The 'delicate question of the present perfect' had to be practised again, especially as the tense doesn't exist in French and in other languages...
➡️ THE PRESENT PERFECT SIMPLE :
1) How to make it:
It's built with the auxiliary: to HAVE, only: have/has (in the 3rd pers. sing.) + the past participle of the main verb:
The past participle is either the main Verb + ed (for regular verbs), or the 3rd column of the irregular verbs ( to be known by heart! )
- In the interrogative form you simply have to do the auxiliary/subject inversion, and in the negative form, you simply have to add not !
ex : Have you finished your exercise? Yes, I have, but look at Paul, he hasn't finished yet.
2) When to use it:
🔹 A) When the moment when the action takes place is not mentioned, to express a link or consequence between a past action and the present situation:
eg. : He can't leave for his holiday because he has caught mumps.
(He is sick and contagious... = the past action has a consequence on the present. He mustn't spread his disease and therefore, must stay at home, not leave for a holiday! )
🔹 B) When an ACTION is ASSESSED because the ACTION IS STRESSED (have you done this action, or not? have you or haven't you DONE it? )
eg. : Have you seen this film ? ('Have you seen it, or not?', is implied)
eg. : She hasn't met my brother (The meeting is the important point. Has she, or not, met him? The moment of the action (the meeting) is of no interest.
🔹 C) The action started in the past and has a visible result in the present.

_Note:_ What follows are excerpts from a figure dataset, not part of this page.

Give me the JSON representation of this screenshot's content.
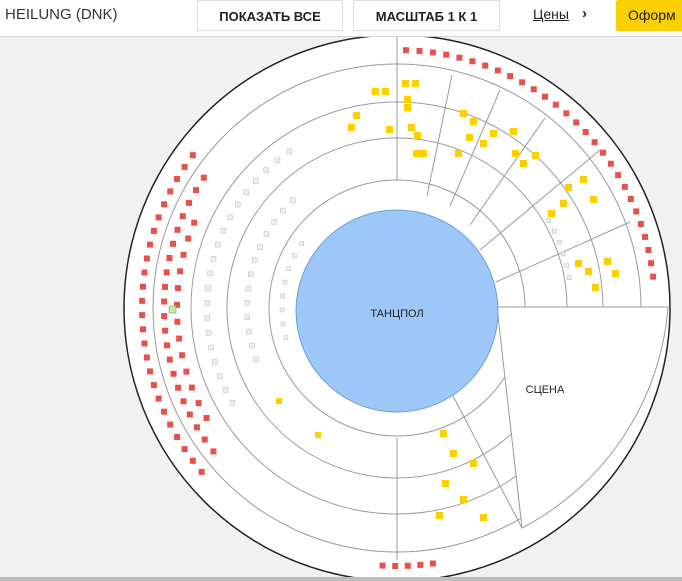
{
  "header": {
    "event_title": "HEILUNG (DNK)",
    "show_all_label": "ПОКАЗАТЬ ВСЕ",
    "scale_label": "МАСШТАБ 1 К 1",
    "prices_label": "Цены",
    "checkout_label": "Оформ"
  },
  "icons": {
    "prices": "chevron-right-icon"
  },
  "hall": {
    "dance_floor_label": "ТАНЦПОЛ",
    "stage_label": "СЦЕНА"
  },
  "colors": {
    "seat_red": "#e8514b",
    "seat_yellow": "#fcd000",
    "seat_gray": "#eeeeee",
    "seat_green": "#c9e8a0",
    "dance_floor": "#9dc7f7",
    "accent": "#fcd000"
  }
}
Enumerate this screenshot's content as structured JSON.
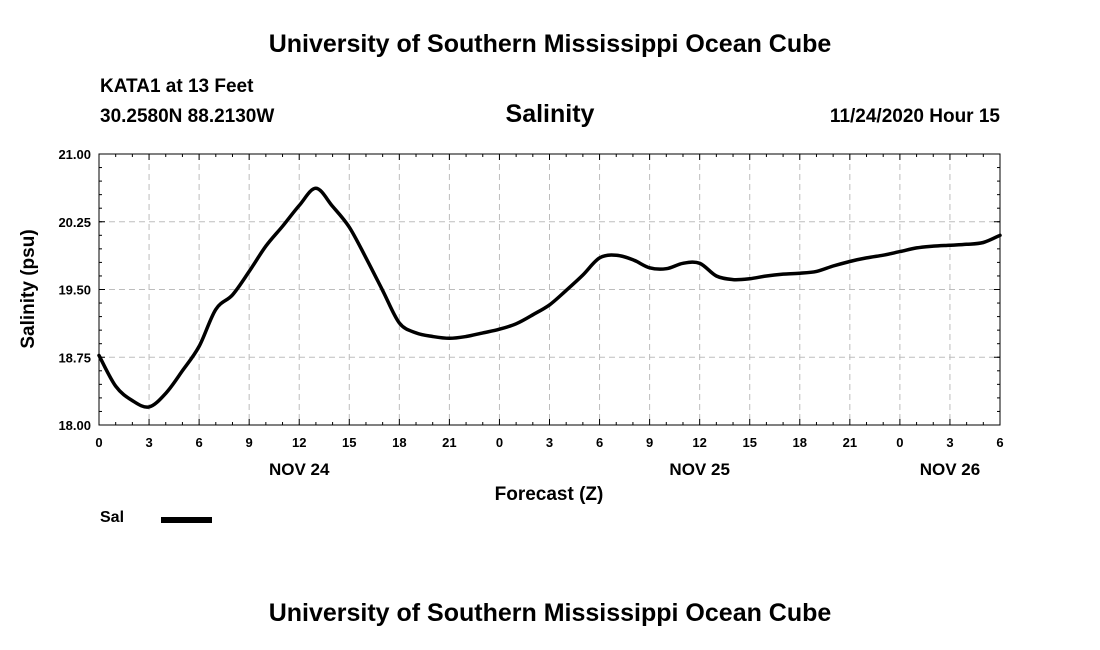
{
  "header": {
    "banner": "University of Southern Mississippi Ocean Cube",
    "station": "KATA1 at 13 Feet",
    "coordinates": "30.2580N 88.2130W",
    "title": "Salinity",
    "timestamp": "11/24/2020 Hour 15"
  },
  "footer": {
    "banner": "University of Southern Mississippi Ocean Cube"
  },
  "legend": {
    "label": "Sal",
    "color": "#000000"
  },
  "chart_data": {
    "type": "line",
    "title": "Salinity",
    "xlabel": "Forecast (Z)",
    "ylabel": "Salinity (psu)",
    "xlim": [
      0,
      54
    ],
    "ylim": [
      18.0,
      21.0
    ],
    "grid": true,
    "x_ticks": [
      0,
      3,
      6,
      9,
      12,
      15,
      18,
      21,
      24,
      27,
      30,
      33,
      36,
      39,
      42,
      45,
      48,
      51,
      54
    ],
    "x_tick_labels": [
      "0",
      "3",
      "6",
      "9",
      "12",
      "15",
      "18",
      "21",
      "0",
      "3",
      "6",
      "9",
      "12",
      "15",
      "18",
      "21",
      "0",
      "3",
      "6"
    ],
    "y_ticks": [
      18.0,
      18.75,
      19.5,
      20.25,
      21.0
    ],
    "y_tick_labels": [
      "18.00",
      "18.75",
      "19.50",
      "20.25",
      "21.00"
    ],
    "day_labels": [
      {
        "x": 12,
        "label": "NOV 24"
      },
      {
        "x": 36,
        "label": "NOV 25"
      },
      {
        "x": 51,
        "label": "NOV 26"
      }
    ],
    "series": [
      {
        "name": "Sal",
        "x": [
          0,
          1,
          2,
          3,
          4,
          5,
          6,
          7,
          8,
          9,
          10,
          11,
          12,
          13,
          14,
          15,
          16,
          17,
          18,
          19,
          20,
          21,
          22,
          23,
          24,
          25,
          26,
          27,
          28,
          29,
          30,
          31,
          32,
          33,
          34,
          35,
          36,
          37,
          38,
          39,
          40,
          41,
          42,
          43,
          44,
          45,
          46,
          47,
          48,
          49,
          50,
          51,
          52,
          53,
          54
        ],
        "values": [
          18.77,
          18.43,
          18.27,
          18.2,
          18.35,
          18.6,
          18.87,
          19.28,
          19.44,
          19.7,
          19.98,
          20.2,
          20.43,
          20.62,
          20.42,
          20.19,
          19.85,
          19.49,
          19.13,
          19.02,
          18.98,
          18.96,
          18.98,
          19.02,
          19.06,
          19.12,
          19.22,
          19.33,
          19.49,
          19.66,
          19.85,
          19.88,
          19.83,
          19.74,
          19.73,
          19.79,
          19.79,
          19.65,
          19.61,
          19.62,
          19.65,
          19.67,
          19.68,
          19.7,
          19.76,
          19.81,
          19.85,
          19.88,
          19.92,
          19.96,
          19.98,
          19.99,
          20.0,
          20.02,
          20.1
        ]
      }
    ]
  }
}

eg. : Look! Somebody has thrown up in the classroom! (and didn't report it... therefore, it wasn't cleaned! ) Disgusting! => result in the present.
🔹 D ) The sentence in the present perfect may contain an adverb expressing an idea of time: already, ever / never, not... yet, so far ...
(Be careful where to place the adverb : between the auxiliary and the main verb!)
eg. : Have you ever seen Star Wars? Of course! I have already watched this film several times !
🔹 E ) Used with FOR and SINCE :
FOR is used to express a duration (a week, three months, ten years) and SINCE to indicate a starting point (Xmas, 2001, 6 o'clock...)
eg. : I've been here for one hour. (= 60 minutes)
A few verbs : to be, to know, to want, to like etc, cannot be in the present perfect in the -ing form.
eg. : I have liked this singer since I attended one of his concerts.
➡️ THE PRESENT PERFECT in – ing:
The present perfect in –ing = have / has been VERB + ing
eg. : He's been practising the piano for ten years, now.
(He started 10 years ago, is still doing it in the present and the duration of the training is long.)
The two forms (simple or in - ing) are sometimes possible.
Well! I do hope things are clearer ... Good luck for the exercise! Go for it!